Theoretical design and performance prediction of deep red/near-infrared thermally activated delayed fluorescence molecules with through space charge transfer

Abstract

Thermally activated delayed fluorescence (TADF) molecules with through-space charge transfer (TSCT) have attracted much attention in recent years because of their ability to simultaneously reduce the energy difference (ΔE_ST) and enlarge the spin–orbit coupling (SOC). In this paper, 40 molecules are theoretically designed by changing the different substitution positions of the donors and acceptors, and systematically investigated based on the first-principles calculations and excited-state dynamics study. It is found that the emission wavelengths of v-shaped molecules with intramolecular TSCT are larger than those of the molecules without TSCT. Therefore, the intramolecular TSCT can induce the red-shift of the emission and realize the deep-red/near-infrared emission.
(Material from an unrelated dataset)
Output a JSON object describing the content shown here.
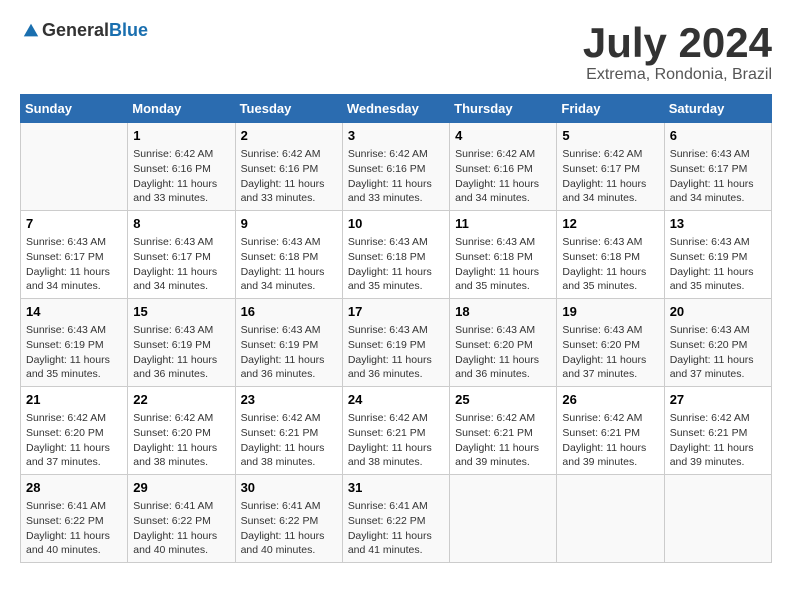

Besides intramolecular TSCT can simultaneously increase the SOC as well as the oscillator strength and reduce the ΔE_ST. In addition, PXZ or PTZ can also favor the realization of smaller ΔE_ST and red-shift emission. Our calculations suggest that intramolecular TSCT and suitable donors (-PXZ or -PTZ) are an effective strategy for the design of efficient deep red/near-infrared TADF emitters.